Simplifying QMS for small machine shop?

[KWalls - 2008]

Hello Covers,

I have been working with a quality managment person from another machine shop recently for a project that we are working on in tandem. He has informed me that we have quite a large QMS covering way more than a shop our size needs. However, he didn't mention which parts would be beneficial or which parts complicate. (I don't know much about quality/ISO... I'm learning as I go. I have told him this and it's like he's using it against me-using quality jargon that he knows I wouldn't understand, etc. ) Can someone help me out and tell me what requirements a small shop would need to address and which I could get away with not addressing? I don't want to take anything out that is going to hinder our eventual registration either. I just need some direction...

 

[Colin]

This is a wide subject, much of which has been addressed a number of times before so perhaps a search would turn up a few more answers.

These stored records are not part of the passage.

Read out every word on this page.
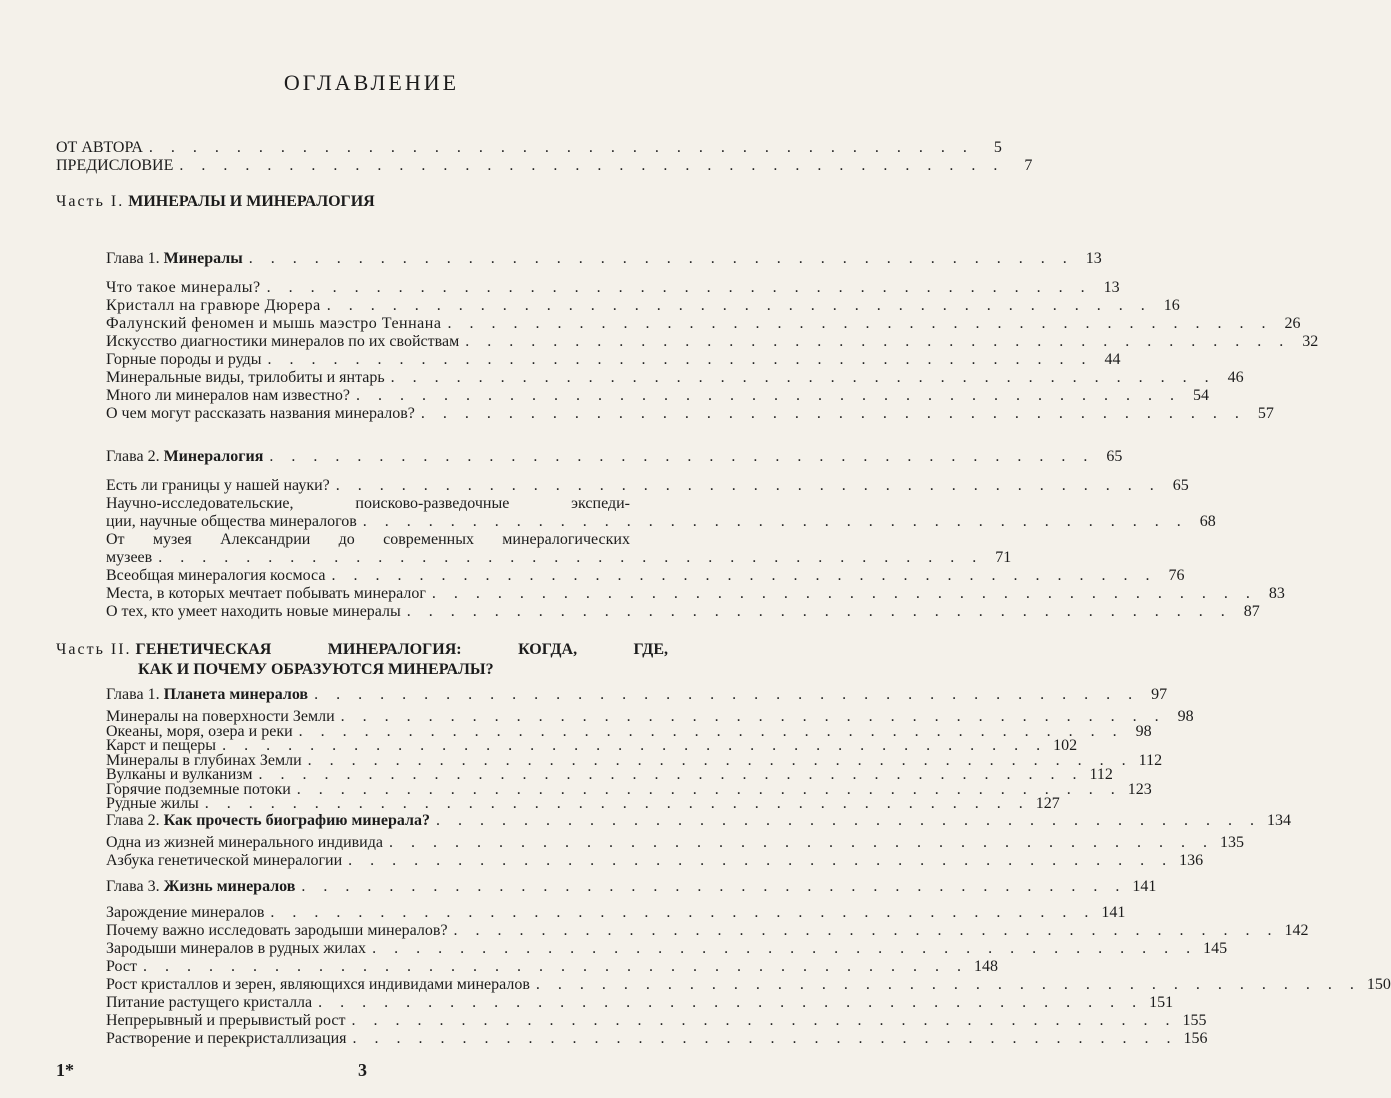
ОГЛАВЛЕНИЕ
ОТ АВТОРА . . . . . . . . . . . . . . . . . . . . . . . . . . . . . . . . . . . . . .	5
ПРЕДИСЛОВИЕ . . . . . . . . . . . . . . . . . . . . . . . . . . . . . . . . . . . . . .	7
Часть I. МИНЕРАЛЫ И МИНЕРАЛОГИЯ
Глава 1. Минералы . . . . . . . . . . . . . . . . . . . . . . . . . . . . . . . . . . . . . . 13
Что такое минералы? . . . . . . . . . . . . . . . . . . . . . . . . . . . . . . . . . . . . . . 13
Кристалл на гравюре Дюрера . . . . . . . . . . . . . . . . . . . . . . . . . . . . . . . . . . . . . . 16
Фалунский феномен и мышь маэстро Теннана . . . . . . . . . . . . . . . . . . . . . . . . . . . . . . . . . . . . . . 26
Искусство диагностики минералов по их свойствам . . . . . . . . . . . . . . . . . . . . . . . . . . . . . . . . . . . . . . 32
Горные породы и руды . . . . . . . . . . . . . . . . . . . . . . . . . . . . . . . . . . . . . . 44
Минеральные виды, трилобиты и янтарь . . . . . . . . . . . . . . . . . . . . . . . . . . . . . . . . . . . . . . 46
Много ли минералов нам известно? . . . . . . . . . . . . . . . . . . . . . . . . . . . . . . . . . . . . . . 54
О чем могут рассказать названия минералов? . . . . . . . . . . . . . . . . . . . . . . . . . . . . . . . . . . . . . . 57
Глава 2. Минералогия . . . . . . . . . . . . . . . . . . . . . . . . . . . . . . . . . . . . . . 65
Есть ли границы у нашей науки? . . . . . . . . . . . . . . . . . . . . . . . . . . . . . . . . . . . . . . 65
Научно-исследовательские,	поисково-разведочные	экспеди-
ции, научные общества минералогов . . . . . . . . . . . . . . . . . . . . . . . . . . . . . . . . . . . . . . 68
От музея Александрии до современных минералогических
музеев . . . . . . . . . . . . . . . . . . . . . . . . . . . . . . . . . . . . . . 71
Всеобщая минералогия космоса . . . . . . . . . . . . . . . . . . . . . . . . . . . . . . . . . . . . . . 76
Места, в которых мечтает побывать минералог . . . . . . . . . . . . . . . . . . . . . . . . . . . . . . . . . . . . . . 83
О тех, кто умеет находить новые минералы . . . . . . . . . . . . . . . . . . . . . . . . . . . . . . . . . . . . . . 87
Часть II. ГЕНЕТИЧЕСКАЯ	МИНЕРАЛОГИЯ:	КОГДА,	ГДЕ,
КАК И ПОЧЕМУ ОБРАЗУЮТСЯ МИНЕРАЛЫ?
Глава 1. Планета минералов . . . . . . . . . . . . . . . . . . . . . . . . . . . . . . . . . . . . . . 97
Минералы на поверхности Земли . . . . . . . . . . . . . . . . . . . . . . . . . . . . . . . . . . . . . . 98
Океаны, моря, озера и реки . . . . . . . . . . . . . . . . . . . . . . . . . . . . . . . . . . . . . . 98
Карст и пещеры . . . . . . . . . . . . . . . . . . . . . . . . . . . . . . . . . . . . . . 102
Минералы в глубинах Земли . . . . . . . . . . . . . . . . . . . . . . . . . . . . . . . . . . . . . . 112
Вулканы и вулканизм . . . . . . . . . . . . . . . . . . . . . . . . . . . . . . . . . . . . . . 112
Горячие подземные потоки . . . . . . . . . . . . . . . . . . . . . . . . . . . . . . . . . . . . . . 123
Рудные жилы . . . . . . . . . . . . . . . . . . . . . . . . . . . . . . . . . . . . . . 127
Глава 2. Как прочесть биографию минерала? . . . . . . . . . . . . . . . . . . . . . . . . . . . . . . . . . . . . . . 134
Одна из жизней минерального индивида . . . . . . . . . . . . . . . . . . . . . . . . . . . . . . . . . . . . . . 135
Азбука генетической минералогии . . . . . . . . . . . . . . . . . . . . . . . . . . . . . . . . . . . . . . 136
Глава 3. Жизнь минералов . . . . . . . . . . . . . . . . . . . . . . . . . . . . . . . . . . . . . . 141
Зарождение минералов . . . . . . . . . . . . . . . . . . . . . . . . . . . . . . . . . . . . . . 141
Почему важно исследовать зародыши минералов? . . . . . . . . . . . . . . . . . . . . . . . . . . . . . . . . . . . . . . 142
Зародыши минералов в рудных жилах . . . . . . . . . . . . . . . . . . . . . . . . . . . . . . . . . . . . . . 145
Рост . . . . . . . . . . . . . . . . . . . . . . . . . . . . . . . . . . . . . . 148
Рост кристаллов и зерен, являющихся индивидами минералов . . . . . . . . . . . . . . . . . . . . . . . . . . . . . . . . . . . . . . 150
Питание растущего кристалла . . . . . . . . . . . . . . . . . . . . . . . . . . . . . . . . . . . . . . 151
Непрерывный и прерывистый рост . . . . . . . . . . . . . . . . . . . . . . . . . . . . . . . . . . . . . . 155
Растворение и перекристаллизация . . . . . . . . . . . . . . . . . . . . . . . . . . . . . . . . . . . . . . 156
1*	3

It is difficult to answer accurately unless we know what you currently have by way of a system. If you want to know the basics - you must have a quality manual (could be 1 or 2 pages long) and you must address at least 6 key elements in documented procedures (documents, records, internal audits, N/C product and corrective/preventive action).

These only give you the peripheral controls. The main processes such as sales, purchasing, planning, manufacture, etc also need to be controlled. It is perhaps these areas where you can trim things down.

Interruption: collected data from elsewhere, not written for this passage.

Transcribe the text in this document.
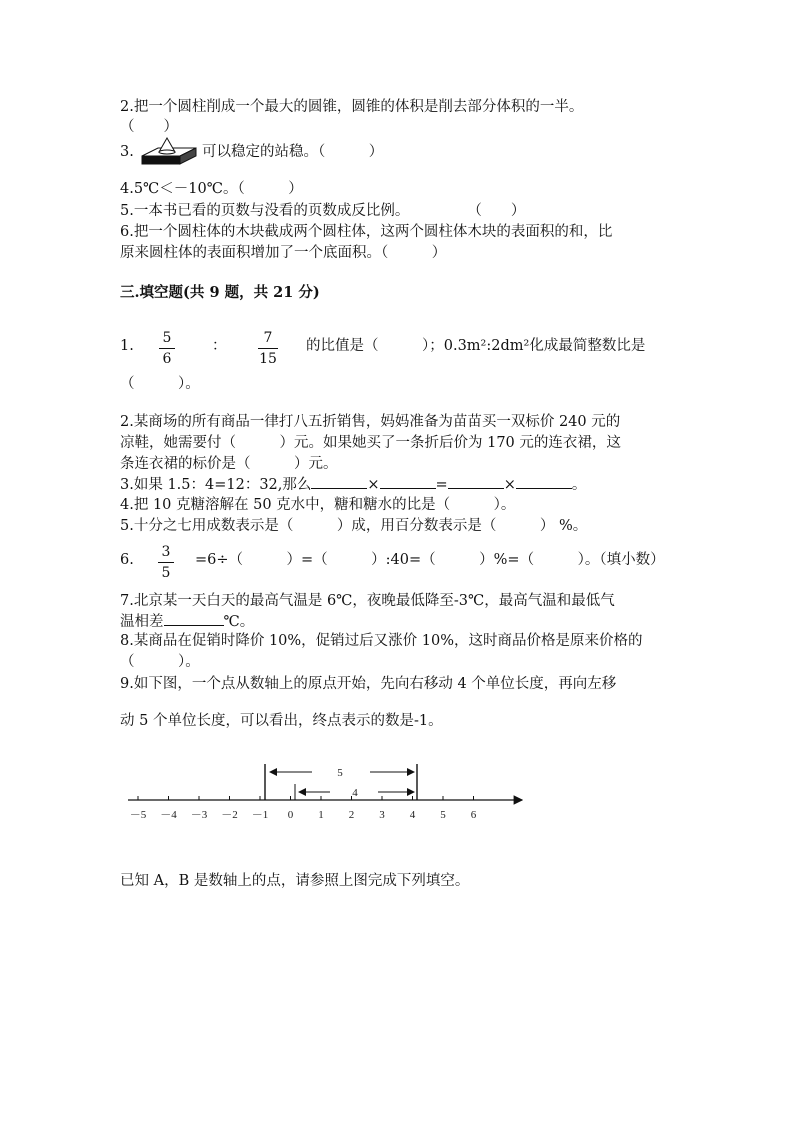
2.把一个圆柱削成一个最大的圆锥，圆锥的体积是削去部分体积的一半。
（　　）
3.	可以稳定的站稳。（　　　）
4.5℃＜－10℃。（　　　）
5.一本书已看的页数与没看的页数成反比例。　　　　　（　　）
6.把一个圆柱体的木块截成两个圆柱体，这两个圆柱体木块的表面积的和，比
原来圆柱体的表面积增加了一个底面积。（　　　）
三.填空题(共 9 题，共 21 分)
1. 5
6
：	7
15
的比值是（　　　）；0.3m²:2dm²化成最简整数比是
（　　　）。
2.某商场的所有商品一律打八五折销售，妈妈准备为苗苗买一双标价 240 元的
凉鞋，她需要付（　　　）元。如果她买了一条折后价为 170 元的连衣裙，这
条连衣裙的标价是（　　　）元。
3.如果 1.5：4=12：32,那么	×	=	×	。
4.把 10 克糖溶解在 50 克水中，糖和糖水的比是（　　　）。
5.十分之七用成数表示是（　　　）成，用百分数表示是（　　　） %。
6. 3
5
=6÷（　　　）=（　　　）:40=（　　　）%=（　　　）。（填小数）
7.北京某一天白天的最高气温是 6℃，夜晚最低降至-3℃，最高气温和最低气
温相差	℃。
8.某商品在促销时降价 10%，促销过后又涨价 10%，这时商品价格是原来价格的
（　　　）。
9.如下图，一个点从数轴上的原点开始，先向右移动 4 个单位长度，再向左移
动 5 个单位长度，可以看出，终点表示的数是-1。
－5 －4 －3 －2 －1 0 1 2 3 4 5 6
5
4
已知 A，B 是数轴上的点，请参照上图完成下列填空。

Let us know the size and shape of your system as it is and we can work from there.

 

[KWalls - 2008]

This is a wide subject, much of which has been addressed a number of times before so perhaps a search would turn up a few more answers.

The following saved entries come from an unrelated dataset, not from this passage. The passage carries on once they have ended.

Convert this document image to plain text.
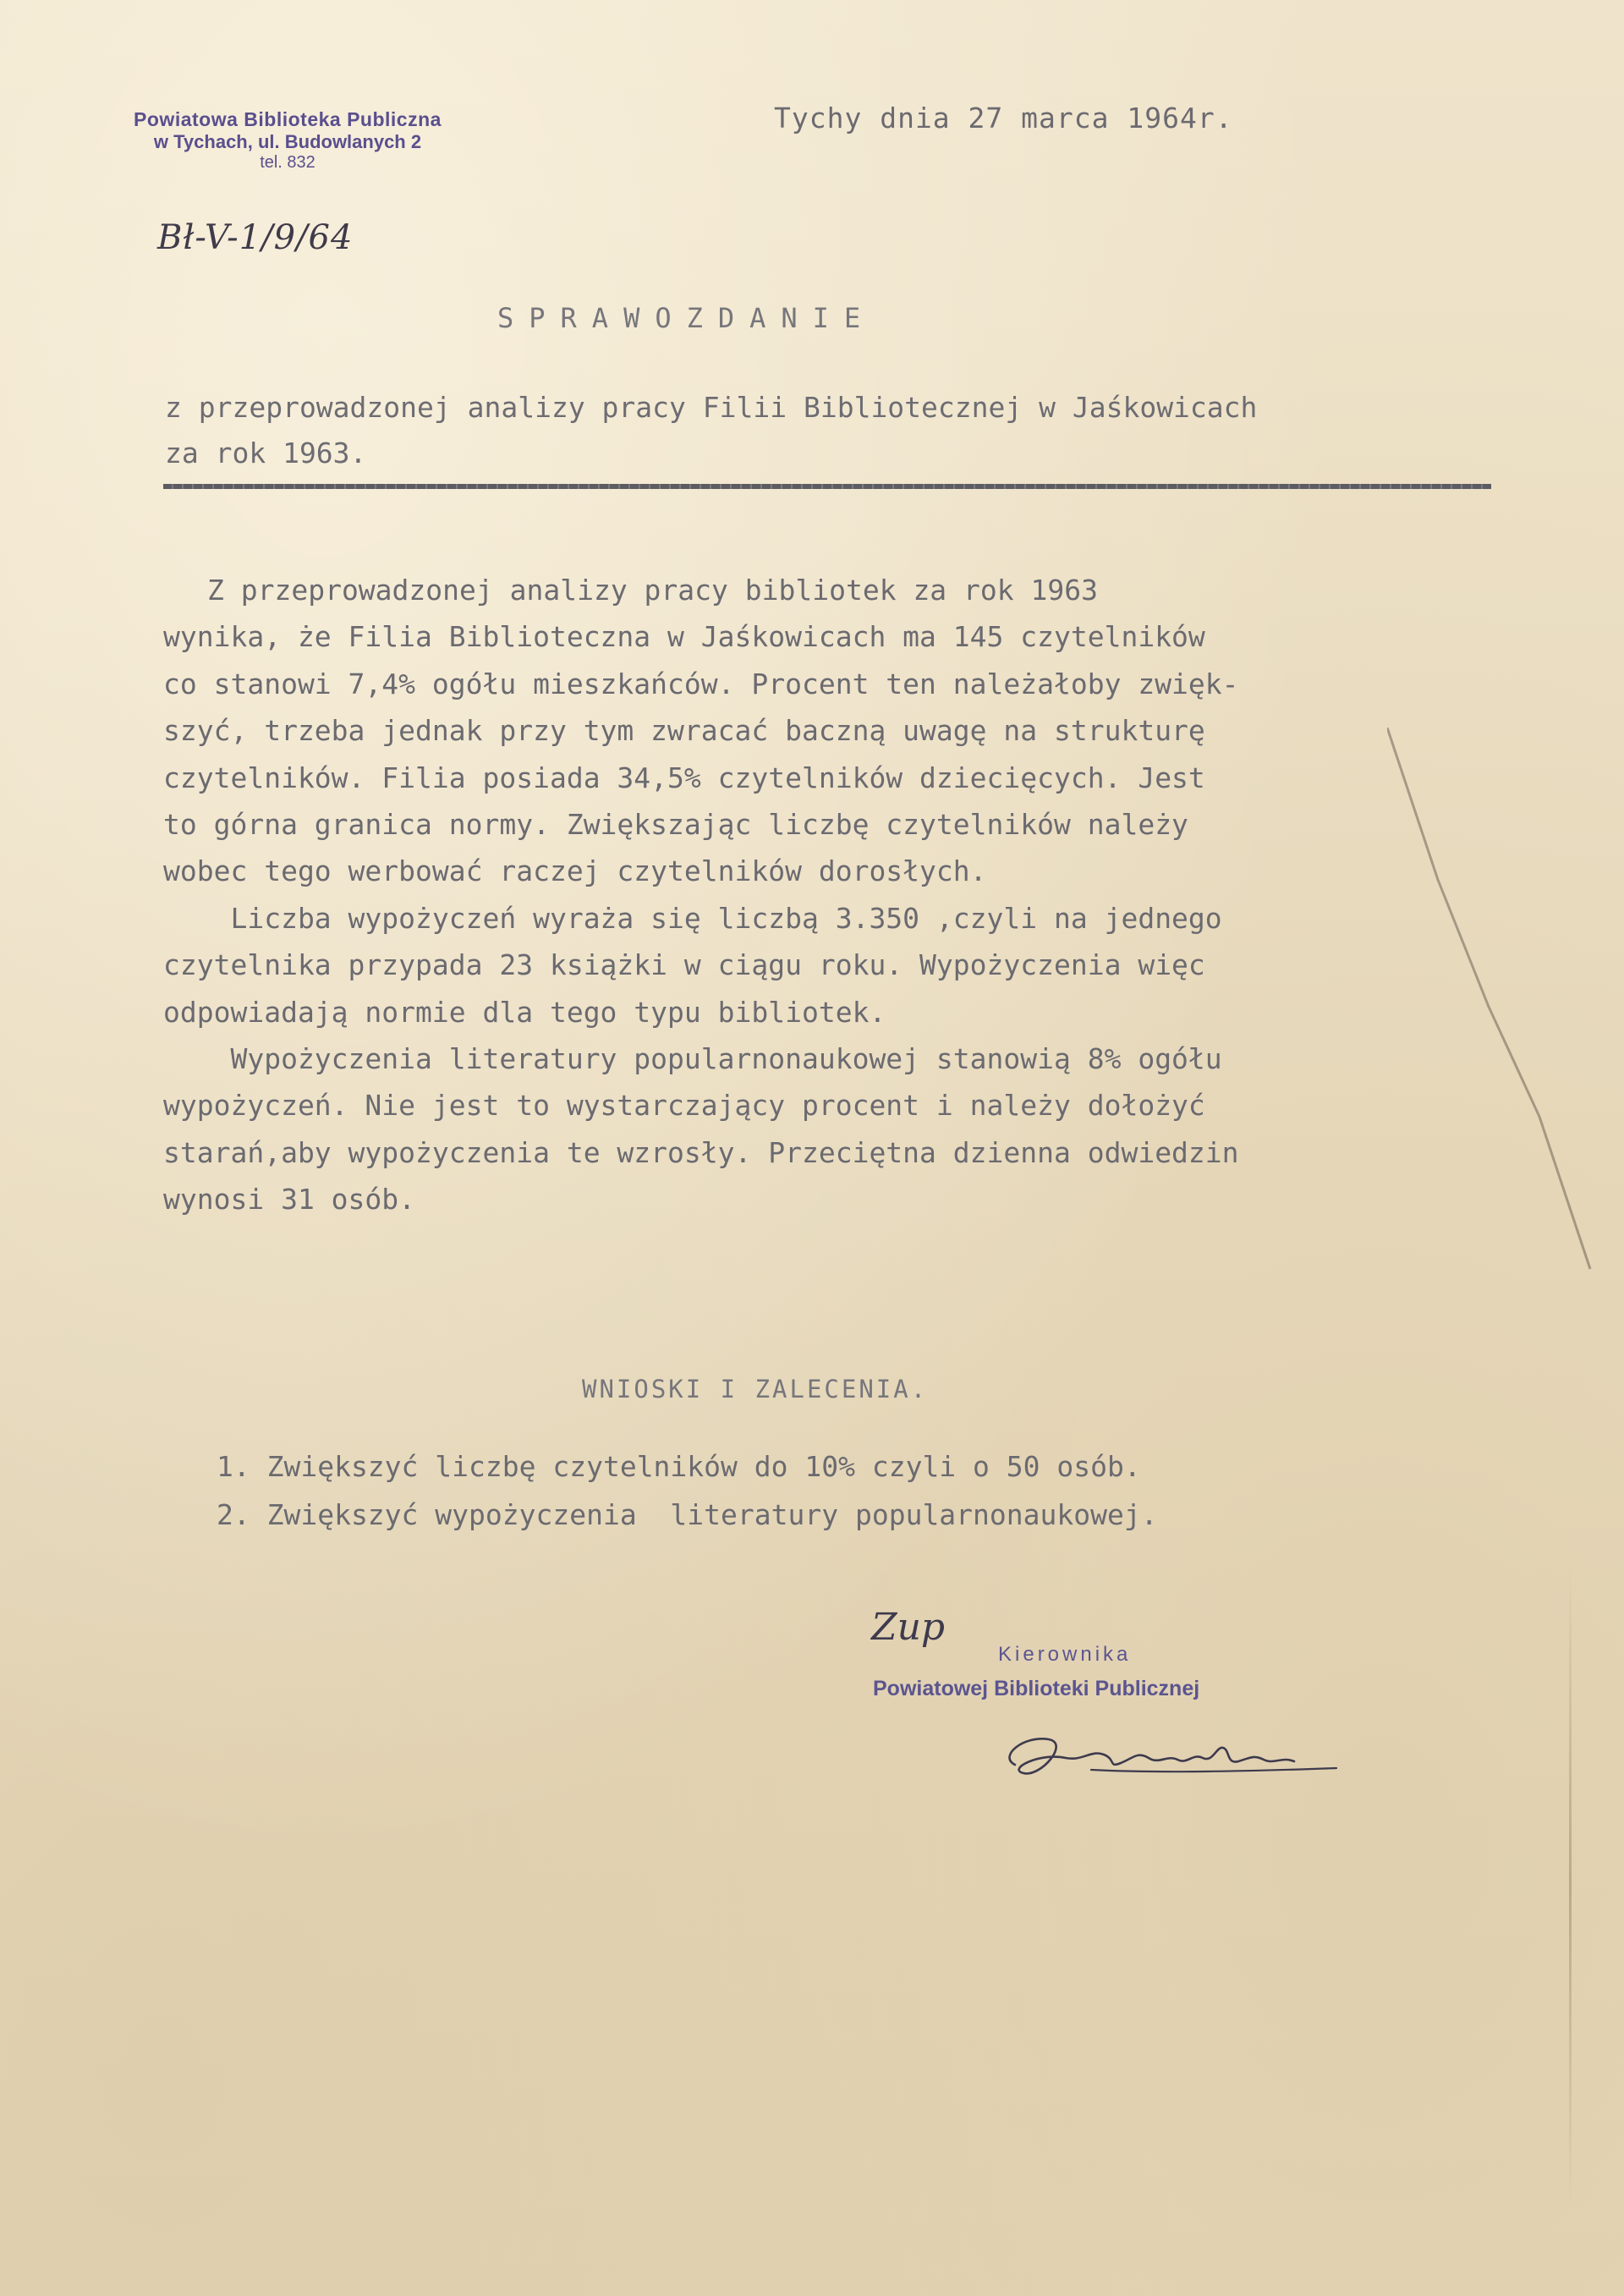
Powiatowa Biblioteka Publiczna
w Tychach, ul. Budowlanych 2
tel. 832
Bł-V-1/9/64
Tychy dnia 27 marca 1964r.
SPRAWOZDANIE
z przeprowadzonej analizy pracy Filii Bibliotecznej w Jaśkowicach
za rok 1963.

Z przeprowadzonej analizy pracy bibliotek za rok 1963

wynika, że Filia Biblioteczna w Jaśkowicach ma 145 czytelników

co stanowi 7,4% ogółu mieszkańców. Procent ten należałoby zwięk-

szyć, trzeba jednak przy tym zwracać baczną uwagę na strukturę

czytelników. Filia posiada 34,5% czytelników dziecięcych. Jest

to górna granica normy. Zwiększając liczbę czytelników należy

wobec tego werbować raczej czytelników dorosłych.

Liczba wypożyczeń wyraża się liczbą 3.350 ,czyli na jednego

czytelnika przypada 23 książki w ciągu roku. Wypożyczenia więc

odpowiadają normie dla tego typu bibliotek.

Wypożyczenia literatury popularnonaukowej stanowią 8% ogółu

wypożyczeń. Nie jest to wystarczający procent i należy dołożyć

starań,aby wypożyczenia te wzrosły. Przeciętna dzienna odwiedzin

wynosi 31 osób.

WNIOSKI I ZALECENIA.
1. Zwiększyć liczbę czytelników do 10% czyli o 50 osób.
2. Zwiększyć wypożyczenia  literatury popularnonaukowej.
Zup
Kierownika
Powiatowej Biblioteki Publicznej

It is difficult to answer accurately unless we know what you currently have by way of a system. If you want to know the basics - you must have a quality manual (could be 1 or 2 pages long) and you must address at least 6 key elements in documented procedures (documents, records, internal audits, N/C product and corrective/preventive action).

These only give you the peripheral controls. The main processes such as sales, purchasing, planning, manufacture, etc also need to be controlled. It is perhaps these areas where you can trim things down.

Let us know the size and shape of your system as it is and we can work from there.

Thank you, Colpart. This is the information I was looking for. My search abilities are lacking, obviously... I had found a few things, but nothing that says "this is exactly what you HAVE to have".

The current QMS I am working with is a regurgitation of the standard with the exception of the exclusion of D&D. EVERY other item listed in the requirements is addressed in the QMS which is roughly 30-something pages long. I know that we don't have to address everything in detail-it would just create more work than what it's worth. I was hoping to just get some advice on how I could effectively "pare" it down. I appreciate your willingness to assist me.

**Please don't think I am trying to get someone else to do the work... that's not what I mean by that at all!! I just need someone to tell me what they think I could do to "clean it up" a bit.

 

[Colin]

OK! we have a start point. My first advice would be to consider re-writing the quality manual to reflect your organisation rather than the standard. What is the point of repeating the words of a standard? - just cross reference to it.

You should have a 'description of the interaction of your processes' in the manual (clause 4.2.2 c)) - usually a flowchart or something similar.

From this, you can identify the main processes and decide how you will control each of them. Some will be by a documented procedure because that is what suits you best (notice I said suits you, not the standard). Others may be controlled by a flowchart, software program, pictures, diagrams or just by the competence of the person - you decide what works best.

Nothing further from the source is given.